Please share the full dmesg when the issue occurs for further check.

Would you hit the issue if you don’t use /dev/ttyTHS0 and /dev/ttyTHS1?

  1. 不操作 /dev/ttyTHS0/dev/ttyTHS1时,不会出现这个死机重启问题
  2. 附件是开机dmesg打印日志,开机后运行操作ttyTHS0和ttyTHS1的业务软件时不会打印dmesg日志,运行业务软件一段时间(半小时~数小时,时间不固定)就会打印一楼的’Kernel panic’日志然后设备重启。附件的dmesg+一楼的’Kernel panic’日志就是问题发生过程的所有打印出来的日志。
    dmesg-log.zip (22.9 KB)

谢谢

方便提供你這邊連接的方式嗎?
是否有使用HW flow control? (是否接RTS/CTS)
是否嘗試過用其他baudrate (例如115200) 來使用GPS設備 看看是否也會遇到此kernel panic?

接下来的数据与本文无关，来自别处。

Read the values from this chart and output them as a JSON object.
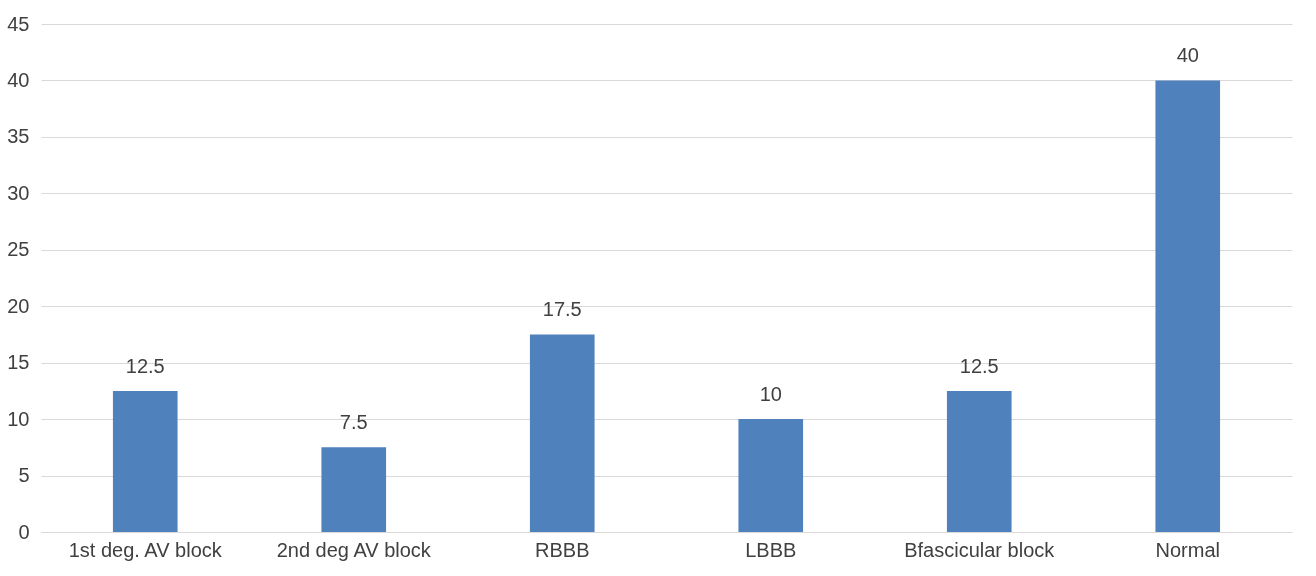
{
  "chart_data": {
    "type": "bar",
    "categories": [
      "1st deg. AV block",
      "2nd deg AV block",
      "RBBB",
      "LBBB",
      "Bfascicular block",
      "Normal"
    ],
    "values": [
      12.5,
      7.5,
      17.5,
      10,
      12.5,
      40
    ],
    "color": "#4f81bd",
    "ylim": [
      0,
      45
    ],
    "yticks": [
      0,
      5,
      10,
      15,
      20,
      25,
      30,
      35,
      40,
      45
    ],
    "grid": "y",
    "data_labels": true
  }
}
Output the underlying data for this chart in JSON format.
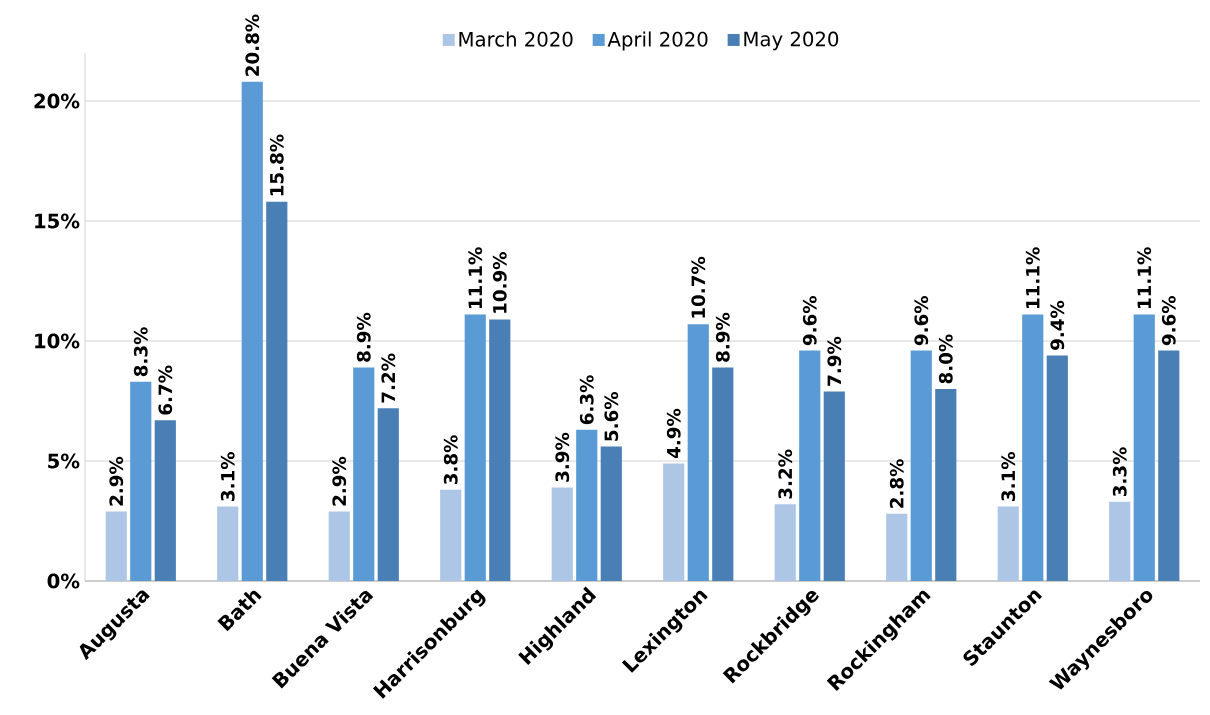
{
  "chart_data": {
    "type": "bar",
    "categories": [
      "Augusta",
      "Bath",
      "Buena Vista",
      "Harrisonburg",
      "Highland",
      "Lexington",
      "Rockbridge",
      "Rockingham",
      "Staunton",
      "Waynesboro"
    ],
    "series": [
      {
        "name": "March 2020",
        "color": "#aec6e6",
        "values": [
          2.9,
          3.1,
          2.9,
          3.8,
          3.9,
          4.9,
          3.2,
          2.8,
          3.1,
          3.3
        ],
        "value_labels": [
          "2.9%",
          "3.1%",
          "2.9%",
          "3.8%",
          "3.9%",
          "4.9%",
          "3.2%",
          "2.8%",
          "3.1%",
          "3.3%"
        ]
      },
      {
        "name": "April 2020",
        "color": "#5b9bd5",
        "values": [
          8.3,
          20.8,
          8.9,
          11.1,
          6.3,
          10.7,
          9.6,
          9.6,
          11.1,
          11.1
        ],
        "value_labels": [
          "8.3%",
          "20.8%",
          "8.9%",
          "11.1%",
          "6.3%",
          "10.7%",
          "9.6%",
          "9.6%",
          "11.1%",
          "11.1%"
        ]
      },
      {
        "name": "May 2020",
        "color": "#4a7fb5",
        "values": [
          6.7,
          15.8,
          7.2,
          10.9,
          5.6,
          8.9,
          7.9,
          8.0,
          9.4,
          9.6
        ],
        "value_labels": [
          "6.7%",
          "15.8%",
          "7.2%",
          "10.9%",
          "5.6%",
          "8.9%",
          "7.9%",
          "8.0%",
          "9.4%",
          "9.6%"
        ]
      }
    ],
    "ylim": [
      0,
      22
    ],
    "yticks": [
      {
        "value": 0,
        "label": "0%"
      },
      {
        "value": 5,
        "label": "5%"
      },
      {
        "value": 10,
        "label": "10%"
      },
      {
        "value": 15,
        "label": "15%"
      },
      {
        "value": 20,
        "label": "20%"
      }
    ],
    "grid": "y",
    "legend": "top"
  }
}
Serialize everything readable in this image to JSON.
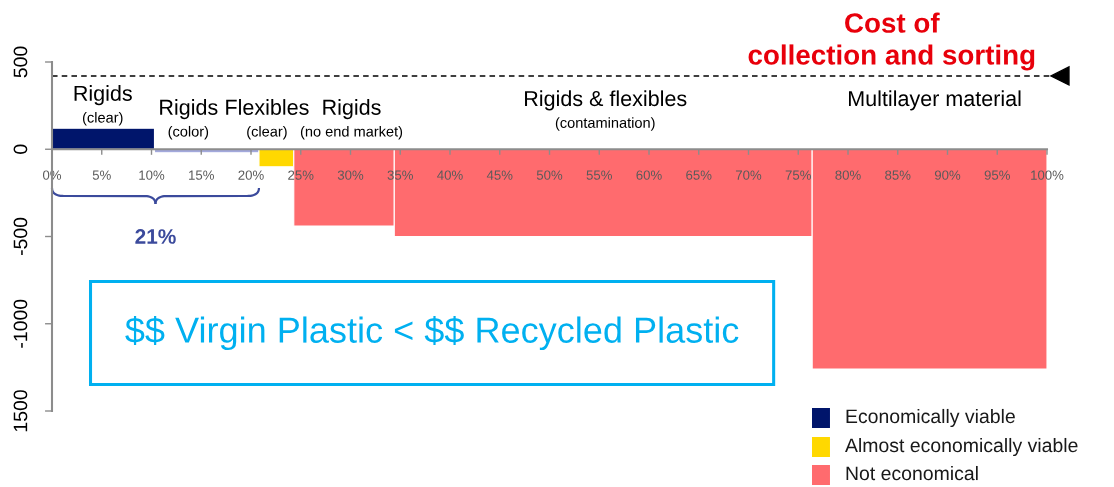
{
  "chart_data": {
    "type": "histogram",
    "bins": [
      0,
      10.3,
      20.8,
      24.3,
      34.4,
      76.4,
      100
    ],
    "values": [
      120,
      -20,
      -100,
      -440,
      -500,
      -1260
    ],
    "colors": [
      "#00156b",
      "#a3a9dc",
      "#ffd800",
      "#ff6b6e",
      "#ff6b6e",
      "#ff6b6e"
    ],
    "xlim": [
      0,
      100
    ],
    "xticks": [
      {
        "value": 0,
        "label": "0%"
      },
      {
        "value": 5,
        "label": "5%"
      },
      {
        "value": 10,
        "label": "10%"
      },
      {
        "value": 15,
        "label": "15%"
      },
      {
        "value": 20,
        "label": "20%"
      },
      {
        "value": 25,
        "label": "25%"
      },
      {
        "value": 30,
        "label": "30%"
      },
      {
        "value": 35,
        "label": "35%"
      },
      {
        "value": 40,
        "label": "40%"
      },
      {
        "value": 45,
        "label": "45%"
      },
      {
        "value": 50,
        "label": "50%"
      },
      {
        "value": 55,
        "label": "55%"
      },
      {
        "value": 60,
        "label": "60%"
      },
      {
        "value": 65,
        "label": "65%"
      },
      {
        "value": 70,
        "label": "70%"
      },
      {
        "value": 75,
        "label": "75%"
      },
      {
        "value": 80,
        "label": "80%"
      },
      {
        "value": 85,
        "label": "85%"
      },
      {
        "value": 90,
        "label": "90%"
      },
      {
        "value": 95,
        "label": "95%"
      },
      {
        "value": 100,
        "label": "100%"
      }
    ],
    "ylim": [
      -1500,
      500
    ],
    "yticks": [
      {
        "value": -1500,
        "label": "1500"
      },
      -1000,
      -500,
      0,
      500
    ],
    "ref_lines": [
      {
        "axis": "y",
        "value": 420,
        "label": "Cost of\ncollection and sorting",
        "color": "#000000",
        "line_style": "dashed"
      }
    ],
    "annotations": [
      "Rigids\n(clear)",
      "Rigids\n(color)",
      "Flexibles\n(clear)",
      "Rigids\n(no end market)",
      "Rigids & flexibles\n(contamination)",
      "Multilayer material",
      "21%",
      "$$ Virgin Plastic < $$ Recycled Plastic",
      "Economically viable",
      "Almost economically viable",
      "Not economical"
    ]
  }
}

Could you share the block diagram of your connections?
Do you use the HW flow control? (i.e. do you conenct RTS/CTS?)
Have you tried other baudrate like 115200 for GPS device?

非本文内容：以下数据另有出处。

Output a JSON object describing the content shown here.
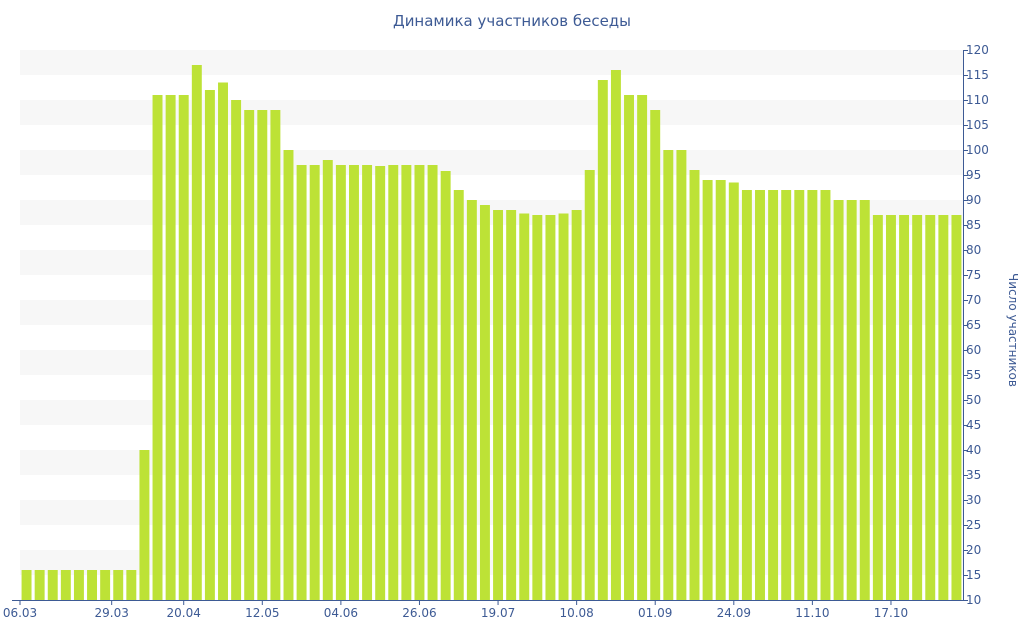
{
  "chart_data": {
    "type": "bar",
    "title": "Динамика участников беседы",
    "ylabel": "Число участников",
    "xlabel": "",
    "ylim": [
      10,
      120
    ],
    "y_axis_side": "right",
    "yticks": [
      10,
      15,
      20,
      25,
      30,
      35,
      40,
      45,
      50,
      55,
      60,
      65,
      70,
      75,
      80,
      85,
      90,
      95,
      100,
      105,
      110,
      115,
      120
    ],
    "xtick_labels": [
      "06.03",
      "29.03",
      "20.04",
      "12.05",
      "04.06",
      "26.06",
      "19.07",
      "10.08",
      "01.09",
      "24.09",
      "11.10",
      "17.10"
    ],
    "xtick_positions": [
      0,
      6.5,
      12,
      18,
      24,
      30,
      36,
      42,
      48,
      54,
      60,
      66
    ],
    "grid": "alternating horizontal bands",
    "colors": {
      "bar": "#bde236",
      "band": "#f7f7f7",
      "axis": "#3d5a94"
    },
    "series": [
      {
        "values": [
          16,
          16,
          16,
          16,
          16,
          16,
          16,
          16,
          16,
          40,
          111,
          111,
          111,
          117,
          112,
          113.5,
          110,
          108,
          108,
          108,
          100,
          97,
          97,
          98,
          97,
          97,
          97,
          96.8,
          97,
          97,
          97,
          97,
          95.8,
          92,
          90,
          89,
          88,
          88,
          87.3,
          87,
          87,
          87.3,
          88,
          96,
          114,
          116,
          111,
          111,
          108,
          100,
          100,
          96,
          94,
          94,
          93.5,
          92,
          92,
          92,
          92,
          92,
          92,
          92,
          90,
          90,
          90,
          87,
          87,
          87,
          87,
          87,
          87,
          87
        ]
      }
    ]
  }
}
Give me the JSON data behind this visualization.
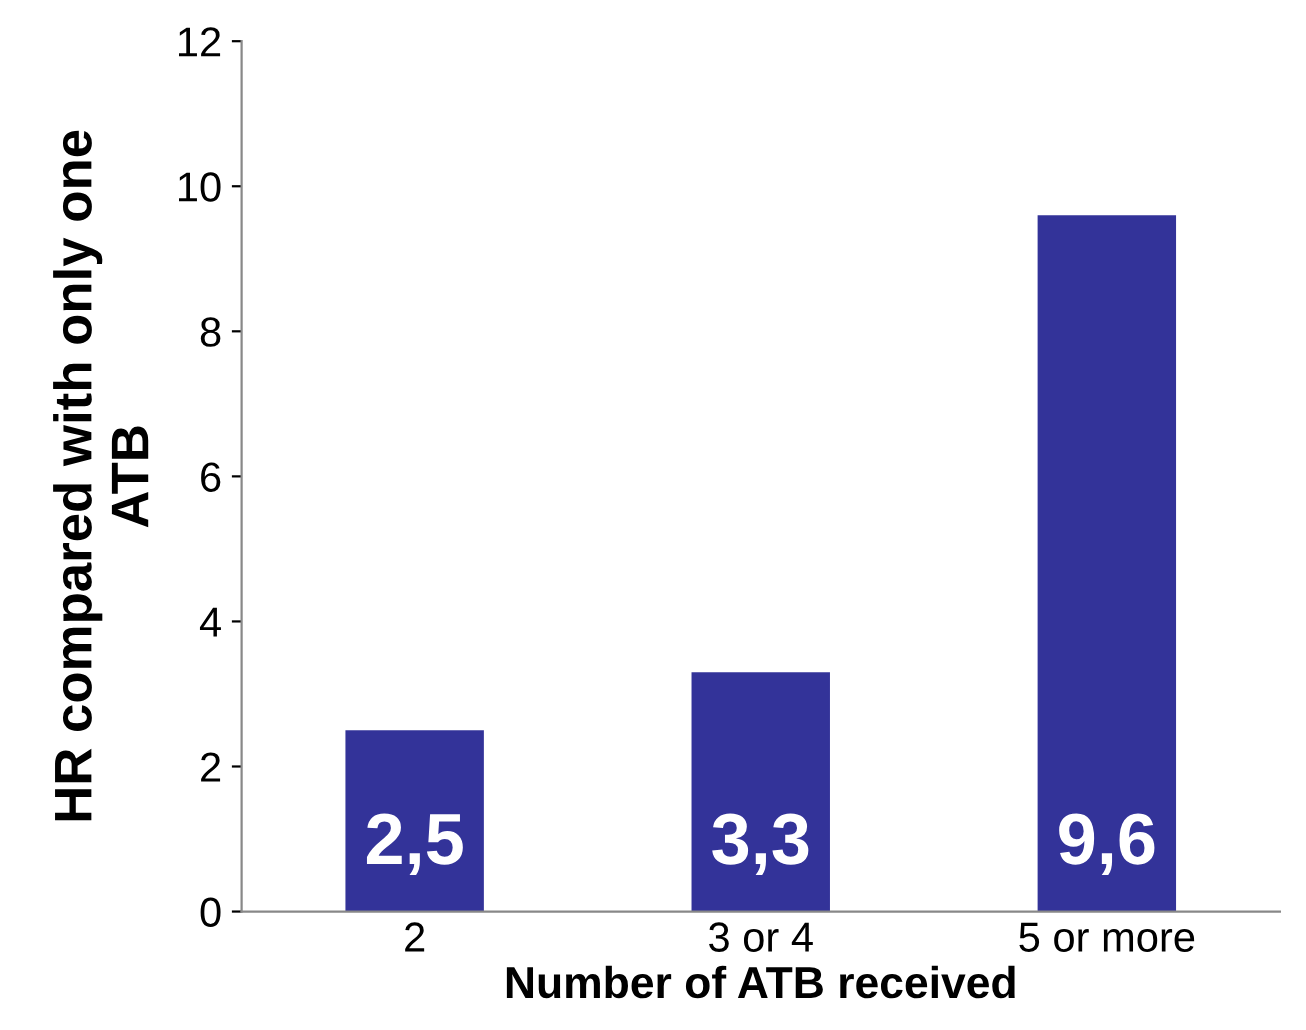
{
  "chart_data": {
    "type": "bar",
    "xlabel": "Number of ATB received",
    "ylabel": "HR compared with only one\nATB",
    "categories": [
      "2",
      "3 or 4",
      "5 or more"
    ],
    "values": [
      2.5,
      3.3,
      9.6
    ],
    "value_labels": [
      "2,5",
      "3,3",
      "9,6"
    ],
    "color": "#333399",
    "ylim": [
      0,
      12
    ],
    "yticks": [
      0,
      2,
      4,
      6,
      8,
      10,
      12
    ],
    "grid": false,
    "legend": false
  }
}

1.连接方式:Orin的ttyTHS0和ttyTHS1分别连接了GPS模块(ZED-F9K)的两个串口。两个串口,硬件都没有接RTS和CTS,都只接了TX和RX两个脚。
2.是否能硬流控:硬件没有使用RTS和CTS,只能软流控。我看错误堆栈提示"Fatal exception in interrupt"最后堆栈到了serial-tegra-nohw.c文件,没搜到这个.c有什么补丁。
3.试验其他波特率:刚做的测试,使用38400的波特率,只读取ttyTHS1串口传输的GPS位置信息,也一样死机
4. 比较奇怪的是JP5.02不会死机,升级到JP5.12才有死机问题。

谢谢

因為我們這邊沒有這個GPS模組,無法local進行複製此問題
請問你有開發版也能重現一樣的問題嗎?
或者你有試過JP5.1(R35.2.1) or JP5.1.1(R35.3.1)嗎?

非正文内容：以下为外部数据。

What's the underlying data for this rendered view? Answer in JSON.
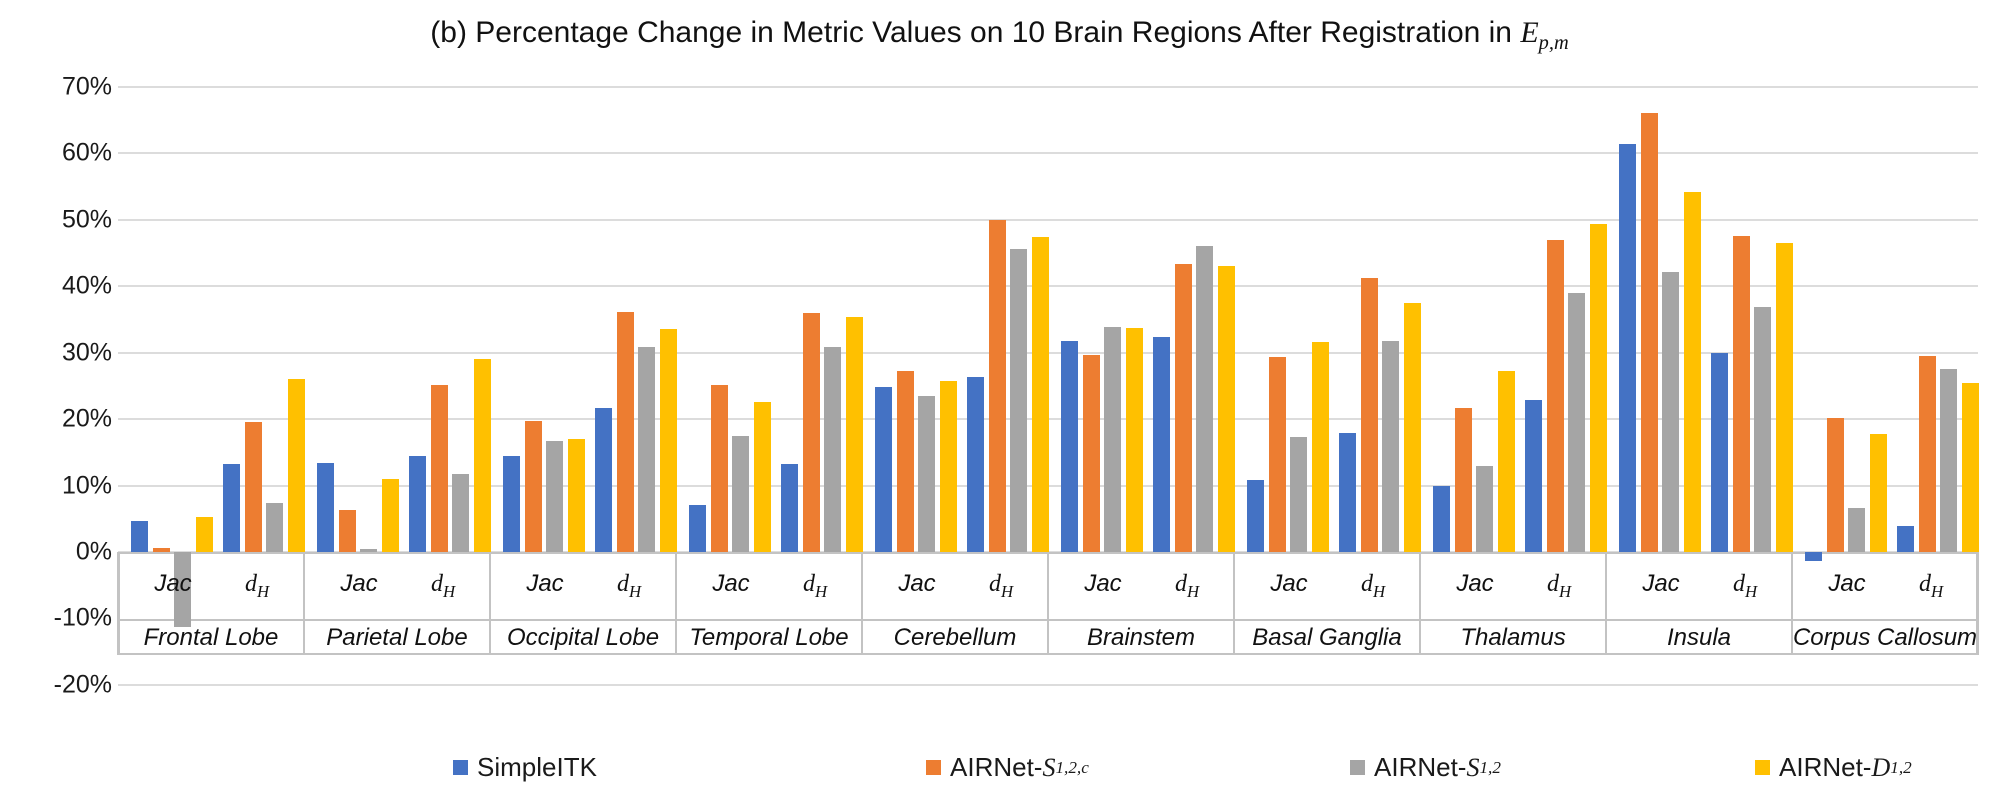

We don’t have the GPS module to verify the issue locally.
Do you have devkit with GPS module could reproduce the same behavior?
Or have you tried JP5.1(R35.2.1) or JP5.1.1(R35.3.1)?

没有Orin的开发板来验证是否能重现,因为公司觉的从Xavier一路做过来,已经比较熟悉了,不给买Orin开发板
没有试过JP5.1和JP5.1.1,设备从JP5.0.2直接升级到了JP5.1.2

local复现该问题能得到的信息,大概也是跟一楼的’Call trace’信息一样。
从这一行打印

[ 2685.411938] Unable to handle kernel NULL pointer dereference at virtual address 0000000000000004

我看到是个空指针导致死机,还有’Call trace’中

[ 2685.643114]  tegra_uart_rx_buffer_push+0x38/0x190

能帮看下是否能从这里的偏移量获取到具体是哪行代码吗?

我现在查这些堆栈打印,还没有进展,方便的话麻烦给查下,缩小一下导致这个’NULL pointer’死机的代码范围?

谢谢

我正在和內部確認這個kernel panic
看是否有遇過相關的問題 有新的資訊再更新給你

I’m checking these call stack of kernel panic with internal and will update to you once getting any result.

你好,
这个"tegra_uart_rx_buffer_push+0x38/0x190"空指针的问题有新消息吗,我现在找不到空的指针是哪个,甚至具体是哪行代码导致的空指针都不能确定。我如果要根据"0x38/0x190"这个偏移量缩小范围排查范围的话,请为有什么方法、资料或者建议吗?一定要反汇编吗?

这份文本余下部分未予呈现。